Date: Mon, 21 Mar 2022 10:21:27 -0400
Message-Id: <20220321142128.2471199-5-zi.yan@sent.com>
X-Mailer: git-send-email 2.35.1
In-Reply-To: <20220321142128.2471199-1-zi.yan@sent.com>
References: <20220321142128.2471199-1-zi.yan@sent.com>
Reply-To: Zi Yan <ziy@nvidia.com>
MIME-Version: 1.0
Precedence: bulk
List-ID: <linux-kselftest.vger.kernel.org>
X-Mailing-List: linux-kselftest@vger.kernel.org

From: Zi Yan <ziy@nvidia.com>

To minimize the number of pages after a huge page truncation, we do not
need to split it all the way down to order-0. The huge page has at most
three parts, the part before offset, the part to be truncated, the part
remaining at the end. Find the greatest common power of two multiplier of
the non-zero values of them as the new order, so we can split the huge
page to this order and keep the remaining pages as large and as few as
possible.

Signed-off-by: Zi Yan <ziy@nvidia.com>
---
 mm/huge_memory.c |  1 +
 mm/truncate.c    | 33 +++++++++++++++++++++++++++++++--
 2 files changed, 32 insertions(+), 2 deletions(-)

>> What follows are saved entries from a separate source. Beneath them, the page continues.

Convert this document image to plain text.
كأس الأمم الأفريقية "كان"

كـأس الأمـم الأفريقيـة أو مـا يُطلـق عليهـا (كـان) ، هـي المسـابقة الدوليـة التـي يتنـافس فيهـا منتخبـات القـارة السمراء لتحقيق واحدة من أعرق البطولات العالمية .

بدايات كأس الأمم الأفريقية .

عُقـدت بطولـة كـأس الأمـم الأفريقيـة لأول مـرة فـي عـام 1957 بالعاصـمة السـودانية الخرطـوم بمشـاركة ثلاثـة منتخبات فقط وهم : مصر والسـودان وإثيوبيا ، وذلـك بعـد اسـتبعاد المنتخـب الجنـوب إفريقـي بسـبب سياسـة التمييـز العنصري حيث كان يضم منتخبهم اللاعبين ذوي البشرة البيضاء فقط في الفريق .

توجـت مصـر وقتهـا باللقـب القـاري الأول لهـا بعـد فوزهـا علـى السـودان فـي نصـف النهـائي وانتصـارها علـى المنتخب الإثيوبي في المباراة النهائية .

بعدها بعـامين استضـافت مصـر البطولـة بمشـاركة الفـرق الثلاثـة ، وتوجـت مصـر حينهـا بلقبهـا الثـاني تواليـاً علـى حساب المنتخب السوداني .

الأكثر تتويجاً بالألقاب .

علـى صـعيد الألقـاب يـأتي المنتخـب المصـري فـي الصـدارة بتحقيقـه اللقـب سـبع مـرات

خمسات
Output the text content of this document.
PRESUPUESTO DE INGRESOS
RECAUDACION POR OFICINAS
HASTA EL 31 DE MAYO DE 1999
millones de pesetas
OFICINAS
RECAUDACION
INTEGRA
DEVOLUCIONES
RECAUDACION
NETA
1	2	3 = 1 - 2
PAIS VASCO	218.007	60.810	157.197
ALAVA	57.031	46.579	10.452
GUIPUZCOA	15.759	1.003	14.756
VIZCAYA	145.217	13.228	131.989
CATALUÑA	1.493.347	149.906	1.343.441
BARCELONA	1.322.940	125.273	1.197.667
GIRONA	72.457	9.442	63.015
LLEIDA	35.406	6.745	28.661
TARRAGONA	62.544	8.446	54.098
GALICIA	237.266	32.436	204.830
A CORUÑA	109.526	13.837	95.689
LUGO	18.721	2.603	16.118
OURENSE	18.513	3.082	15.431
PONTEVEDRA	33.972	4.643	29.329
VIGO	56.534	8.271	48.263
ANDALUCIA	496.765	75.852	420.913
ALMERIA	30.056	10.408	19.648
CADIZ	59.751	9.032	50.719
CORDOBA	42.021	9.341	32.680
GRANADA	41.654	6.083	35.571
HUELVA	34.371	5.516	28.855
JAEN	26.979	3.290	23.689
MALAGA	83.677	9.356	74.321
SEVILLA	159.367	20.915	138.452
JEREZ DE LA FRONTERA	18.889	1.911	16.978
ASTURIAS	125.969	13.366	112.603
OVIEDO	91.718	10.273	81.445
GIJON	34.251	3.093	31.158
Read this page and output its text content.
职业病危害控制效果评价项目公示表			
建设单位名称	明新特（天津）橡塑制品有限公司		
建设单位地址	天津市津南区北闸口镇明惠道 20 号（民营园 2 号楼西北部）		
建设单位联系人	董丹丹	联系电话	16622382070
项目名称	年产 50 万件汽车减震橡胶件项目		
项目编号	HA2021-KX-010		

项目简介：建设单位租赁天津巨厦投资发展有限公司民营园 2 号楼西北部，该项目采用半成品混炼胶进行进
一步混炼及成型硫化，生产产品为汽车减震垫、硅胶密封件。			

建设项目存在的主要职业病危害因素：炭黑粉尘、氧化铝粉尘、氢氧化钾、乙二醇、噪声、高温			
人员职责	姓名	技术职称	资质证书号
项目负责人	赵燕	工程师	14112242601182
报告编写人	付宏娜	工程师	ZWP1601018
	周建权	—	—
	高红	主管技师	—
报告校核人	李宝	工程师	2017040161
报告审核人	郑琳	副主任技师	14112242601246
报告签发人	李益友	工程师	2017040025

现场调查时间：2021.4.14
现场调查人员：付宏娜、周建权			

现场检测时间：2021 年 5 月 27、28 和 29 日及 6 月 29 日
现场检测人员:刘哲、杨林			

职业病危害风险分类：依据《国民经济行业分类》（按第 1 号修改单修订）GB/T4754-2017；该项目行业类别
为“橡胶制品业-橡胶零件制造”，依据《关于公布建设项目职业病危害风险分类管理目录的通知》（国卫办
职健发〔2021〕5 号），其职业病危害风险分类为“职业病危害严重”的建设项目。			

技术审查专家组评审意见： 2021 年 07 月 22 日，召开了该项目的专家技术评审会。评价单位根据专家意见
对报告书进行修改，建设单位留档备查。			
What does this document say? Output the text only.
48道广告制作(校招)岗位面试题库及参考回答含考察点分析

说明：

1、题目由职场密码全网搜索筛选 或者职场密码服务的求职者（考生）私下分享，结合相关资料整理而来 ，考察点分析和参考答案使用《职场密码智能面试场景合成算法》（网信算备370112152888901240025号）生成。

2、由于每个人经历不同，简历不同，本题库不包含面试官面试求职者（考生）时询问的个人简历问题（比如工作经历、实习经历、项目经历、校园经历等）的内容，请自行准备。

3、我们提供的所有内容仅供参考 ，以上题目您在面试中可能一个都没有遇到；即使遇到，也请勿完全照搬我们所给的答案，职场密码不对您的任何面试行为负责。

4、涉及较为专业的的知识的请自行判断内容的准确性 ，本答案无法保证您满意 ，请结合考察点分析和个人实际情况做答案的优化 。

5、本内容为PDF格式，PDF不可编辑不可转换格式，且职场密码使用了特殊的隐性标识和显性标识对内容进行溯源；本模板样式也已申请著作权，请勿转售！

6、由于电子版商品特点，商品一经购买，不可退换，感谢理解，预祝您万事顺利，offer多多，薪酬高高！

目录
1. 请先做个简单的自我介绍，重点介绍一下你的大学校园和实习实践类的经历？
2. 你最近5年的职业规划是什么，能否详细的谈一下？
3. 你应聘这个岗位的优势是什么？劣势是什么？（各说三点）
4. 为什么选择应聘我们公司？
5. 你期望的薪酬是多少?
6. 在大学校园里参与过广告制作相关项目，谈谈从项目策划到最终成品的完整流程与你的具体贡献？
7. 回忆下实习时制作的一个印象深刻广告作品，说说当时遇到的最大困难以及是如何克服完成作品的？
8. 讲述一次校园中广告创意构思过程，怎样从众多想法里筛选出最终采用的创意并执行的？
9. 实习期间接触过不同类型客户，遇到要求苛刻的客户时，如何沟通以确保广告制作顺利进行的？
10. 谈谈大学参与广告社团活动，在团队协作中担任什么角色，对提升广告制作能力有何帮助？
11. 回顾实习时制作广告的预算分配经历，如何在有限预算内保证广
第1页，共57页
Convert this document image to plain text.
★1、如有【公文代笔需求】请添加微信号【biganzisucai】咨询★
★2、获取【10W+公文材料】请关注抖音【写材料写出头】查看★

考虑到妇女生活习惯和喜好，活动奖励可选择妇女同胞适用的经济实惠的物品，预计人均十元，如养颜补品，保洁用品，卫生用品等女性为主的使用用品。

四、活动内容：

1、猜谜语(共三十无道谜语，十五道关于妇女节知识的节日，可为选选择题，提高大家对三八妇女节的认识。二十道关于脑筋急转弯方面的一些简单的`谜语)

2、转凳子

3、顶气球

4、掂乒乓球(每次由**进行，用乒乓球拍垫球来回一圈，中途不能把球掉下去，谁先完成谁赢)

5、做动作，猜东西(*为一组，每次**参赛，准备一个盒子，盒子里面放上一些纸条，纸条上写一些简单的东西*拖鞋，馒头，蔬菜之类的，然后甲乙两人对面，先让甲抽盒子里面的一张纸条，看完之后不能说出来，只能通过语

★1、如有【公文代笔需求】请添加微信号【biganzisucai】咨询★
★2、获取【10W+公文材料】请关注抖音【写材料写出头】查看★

diff --git a/mm/huge_memory.c b/mm/huge_memory.c
index 3617aa3ad0b1..76db0092a1e2 100644
--- a/mm/huge_memory.c
+++ b/mm/huge_memory.c
@@ -2349,6 +2349,7 @@ static void __split_huge_page_tail(struct page *head, int tail,
 		prep_compound_page(page_tail, new_order);
 		prep_transhuge_page(page_tail);
 	}
+	VM_BUG_ON_PAGE(PageTail(page_tail), page_tail);
 
 	/* Finally unfreeze refcount. Additional reference from page cache. */
 	page_ref_unfreeze(page_tail, 1 + ((!PageAnon(head) ||
diff --git a/mm/truncate.c b/mm/truncate.c
index ab50d0d59a2a..4f71e67dec09 100644
--- a/mm/truncate.c
+++ b/mm/truncate.c
@@ -197,6 +197,14 @@ int truncate_inode_folio(struct address_space *mapping, struct folio *folio)
 	return 0;
 }
 
+static unsigned int greatest_pow_of_two_multiplier(unsigned int num)
+{
+	if (num & 1)
+		return 0;
+	return min_t(unsigned int, ilog2(num),
+		ilog2(num - rounddown_pow_of_two(num)));
+}
+
 /*
  * Handle partial folios.  The folio may be entirely within the
  * range if a split has raced with us.  If not, we zero the part of the
@@ -211,7 +219,8 @@ int truncate_inode_folio(struct address_space *mapping, struct folio *folio)
 bool truncate_inode_partial_folio(struct folio *folio, loff_t start, loff_t end)
 {
 	loff_t pos = folio_pos(folio);
-	unsigned int offset, length;
+	unsigned int offset, length, remaining;
+	unsigned int new_order = folio_order(folio);
 
 	if (pos < start)
 		offset = start - pos;
@@ -222,6 +231,7 @@ bool truncate_inode_partial_folio(struct folio *folio, loff_t start, loff_t end)
 		length = length - offset;
 	else
 		length = end + 1 - pos - offset;
+	remaining = folio_size(folio) - offset - length;
 
 	folio_wait_writeback(folio);
 	if (length == folio_size(folio)) {
@@ -236,11 +246,30 @@ bool truncate_inode_partial_folio(struct folio *folio, loff_t start, loff_t end)
 	 */
 	folio_zero_range(folio, offset, length);
 
+	/*
+	 * Find the greatest common power of two multiplier of the non-zero
+	 * offset, length, and remaining as the new order. So we can truncate
+	 * a subpage as large as possible.
+	 */
+	if (offset)
+		new_order = greatest_pow_of_two_multiplier(offset / PAGE_SIZE);
+	if (length)
+		new_order = min_t(unsigned int, new_order,
+			greatest_pow_of_two_multiplier(length / PAGE_SIZE));
+	if (remaining)
+		new_order = min_t(unsigned int, new_order,
+			greatest_pow_of_two_multiplier(remaining / PAGE_SIZE));
+
+	/* order-1 THP not supported, downgrade to order-0 */
+	if (new_order == 1)
+		new_order = 0;
+
+
 	if (folio_has_private(folio))
 		folio_invalidate(folio, offset, length);
 	if (!folio_test_large(folio))
 		return true;
-	if (split_huge_page(&folio->page) == 0)
+	if (split_huge_page_to_list_to_order(&folio->page, NULL, new_order) == 0)
 		return true;
 	if (folio_test_dirty(folio))
 		return false;